In progress at UNHQ

SG/SM/5867

SECRETARY-GENERAL'S STATEMENT AT UNVEILING OF PLAQUE MARKING FIFTIETH ANNIVERSARY OF FIRST GENERAL ASSEMBLY SESSION

10 January 1996


Press Release
SG/SM/5867


SECRETARY-GENERAL'S STATEMENT AT UNVEILING OF PLAQUE MARKING FIFTIETH ANNIVERSARY OF FIRST GENERAL ASSEMBLY SESSION

19960110 ADVANCE TEXT Following is the text of a statement to be delivered by Secretary- General Boutros Boutros-Ghali on the occasion of the unveiling of a plaque commemorating the fiftieth anniversary of the opening of the first session of the General Assembly of the United Nations, in Westminster, London:

On 10 January 1946 -- 50 years ago to the day -- the General Assembly of the United Nations met here for the first time. It was the first session of the first of the six principal organs of the United Nations. The work of the United Nations had begun.

Today, we honour the pioneering efforts of those who made history here on this day 50 years ago. We also celebrate a half-century of achievement. The United Nations has solved disputes, and helped to bring peace, development and democracy, in every continent. The United Nations oversaw, successfully and with relatively little bloodshed, the decolonization agenda. The protection of human rights has been immeasurably enhanced through the United Nations. The struggle against apartheid, the case for the Palestinians, and the debate about development, have been forcefully articulated, and accepted by the world, in the halls of the United Nations.

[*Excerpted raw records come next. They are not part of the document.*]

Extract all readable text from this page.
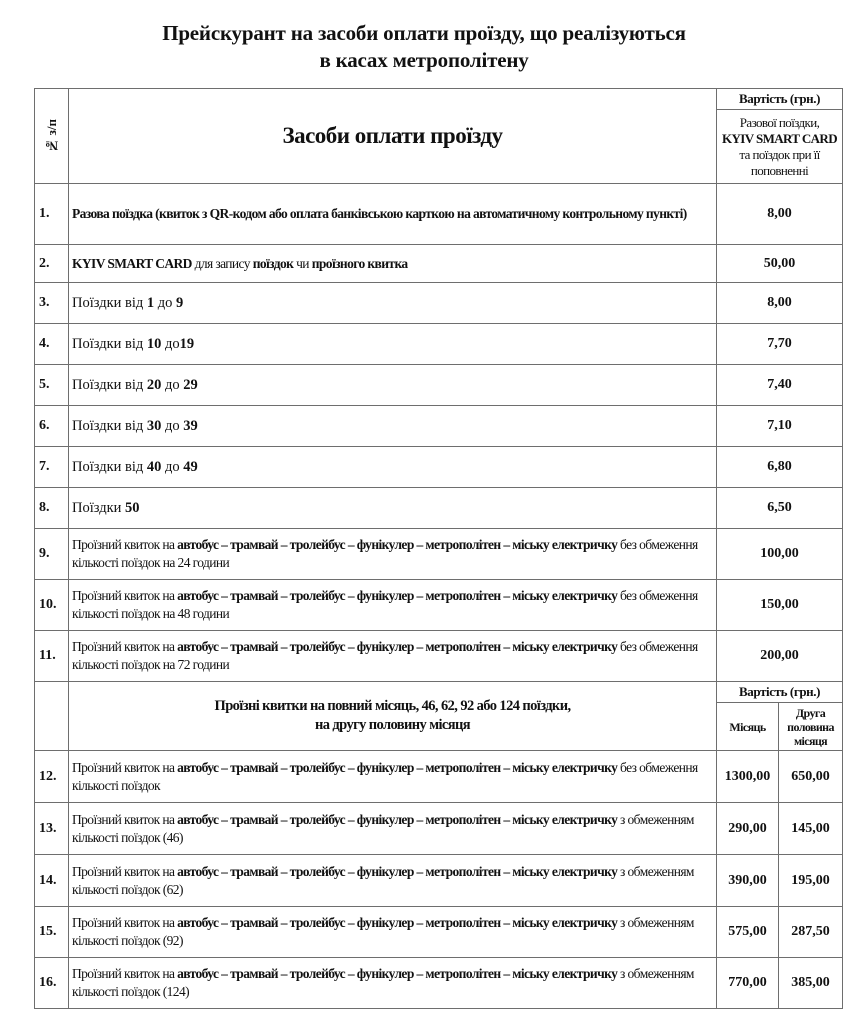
Прейскурант на засоби оплати проїзду, що реалізуються
в касах метрополітену
№ з/п	Засоби оплати проїзду	Вартість (грн.)	
		Разової поїздки,
KYIV SMART CARD та поїздок при її поповненні	
1.	Разова поїздка (квиток з QR-кодом або оплата банківською карткою на автоматичному контрольному пункті)	8,00	
2.	KYIV SMART CARD для запису поїздок чи проїзного квитка	50,00	
3.	Поїздки від 1 до 9	8,00	
4.	Поїздки від 10 до19	7,70	
5.	Поїздки від 20 до 29	7,40	
6.	Поїздки від 30 до 39	7,10	
7.	Поїздки від 40 до 49	6,80	
8.	Поїздки 50	6,50	
9.	Проїзний квиток на автобус – трамвай – тролейбус – фунікулер – метрополітен – міську електричку без обмеження кількості поїздок на 24 години	100,00	
10.	Проїзний квиток на автобус – трамвай – тролейбус – фунікулер – метрополітен – міську електричку без обмеження кількості поїздок на 48 години	150,00	
11.	Проїзний квиток на автобус – трамвай – тролейбус – фунікулер – метрополітен – міську електричку без обмеження кількості поїздок на 72 години	200,00	

	Проїзні квитки на повний місяць, 46, 62, 92 або 124 поїздки,
на другу половину місяця	Вартість (грн.)	
		Місяць	Друга половина місяця
12.	Проїзний квиток на автобус – трамвай – тролейбус – фунікулер – метрополітен – міську електричку без обмеження кількості поїздок	1300,00	650,00
13.	Проїзний квиток на автобус – трамвай – тролейбус – фунікулер – метрополітен – міську електричку з обмеженням кількості поїздок (46)	290,00	145,00
14.	Проїзний квиток на автобус – трамвай – тролейбус – фунікулер – метрополітен – міську електричку з обмеженням кількості поїздок (62)	390,00	195,00
15.	Проїзний квиток на автобус – трамвай – тролейбус – фунікулер – метрополітен – міську електричку з обмеженням кількості поїздок (92)	575,00	287,50
16.	Проїзний квиток на автобус – трамвай – тролейбус – фунікулер – метрополітен – міську електричку з обмеженням кількості поїздок (124)	770,00	385,00
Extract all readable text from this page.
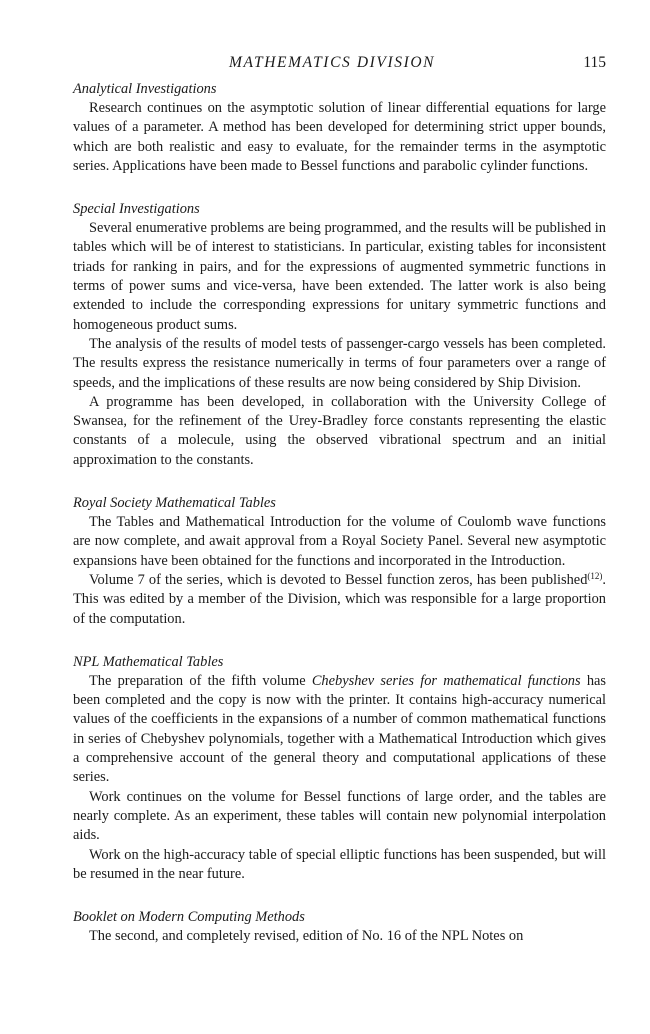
MATHEMATICS DIVISION	115
Analytical Investigations

Research continues on the asymptotic solution of linear differential equations for large values of a parameter. A method has been developed for determining strict upper bounds, which are both realistic and easy to evaluate, for the remainder terms in the asymptotic series. Applications have been made to Bessel functions and parabolic cylinder functions.

Special Investigations

Several enumerative problems are being programmed, and the results will be published in tables which will be of interest to statisticians. In particular, existing tables for inconsistent triads for ranking in pairs, and for the expressions of augmented symmetric functions in terms of power sums and vice-versa, have been extended. The latter work is also being extended to include the corresponding expressions for unitary symmetric functions and homogeneous product sums.

The analysis of the results of model tests of passenger-cargo vessels has been completed. The results express the resistance numerically in terms of four parameters over a range of speeds, and the implications of these results are now being considered by Ship Division.

A programme has been developed, in collaboration with the University College of Swansea, for the refinement of the Urey-Bradley force constants representing the elastic constants of a molecule, using the observed vibrational spectrum and an initial approximation to the constants.

Royal Society Mathematical Tables

The Tables and Mathematical Introduction for the volume of Coulomb wave functions are now complete, and await approval from a Royal Society Panel. Several new asymptotic expansions have been obtained for the functions and incorporated in the Introduction.

Volume 7 of the series, which is devoted to Bessel function zeros, has been published$^{(12)}$. This was edited by a member of the Division, which was responsible for a large proportion of the computation.

NPL Mathematical Tables

The preparation of the fifth volume Chebyshev series for mathematical functions has been completed and the copy is now with the printer. It contains high-accuracy numerical values of the coefficients in the expansions of a number of common mathematical functions in series of Chebyshev polynomials, together with a Mathematical Introduction which gives a comprehensive account of the general theory and computational applications of these series.

Work continues on the volume for Bessel functions of large order, and the tables are nearly complete. As an experiment, these tables will contain new polynomial interpolation aids.

Work on the high-accuracy table of special elliptic functions has been suspended, but will be resumed in the near future.

Booklet on Modern Computing Methods

The second, and completely revised, edition of No. 16 of the NPL Notes on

United Nations peace-keeping has had a distinguished record. Recent peace-keeping operations, in such countries as Cambodia, El Salvador, Mozambique and Angola, have successfully carried out multidimensional mandates.

The challenge today is to apply the will and determination of those early days, with imagination and flexibility, to the problems of the 1990s. This afternoon, we pay tribute to the political will, determination and idealism of the founders of our Organization. And we resolve to emulate them, and to re-kindle today the spirit of the Charter of the United Nations.

* *** *

For information media. Not an official record.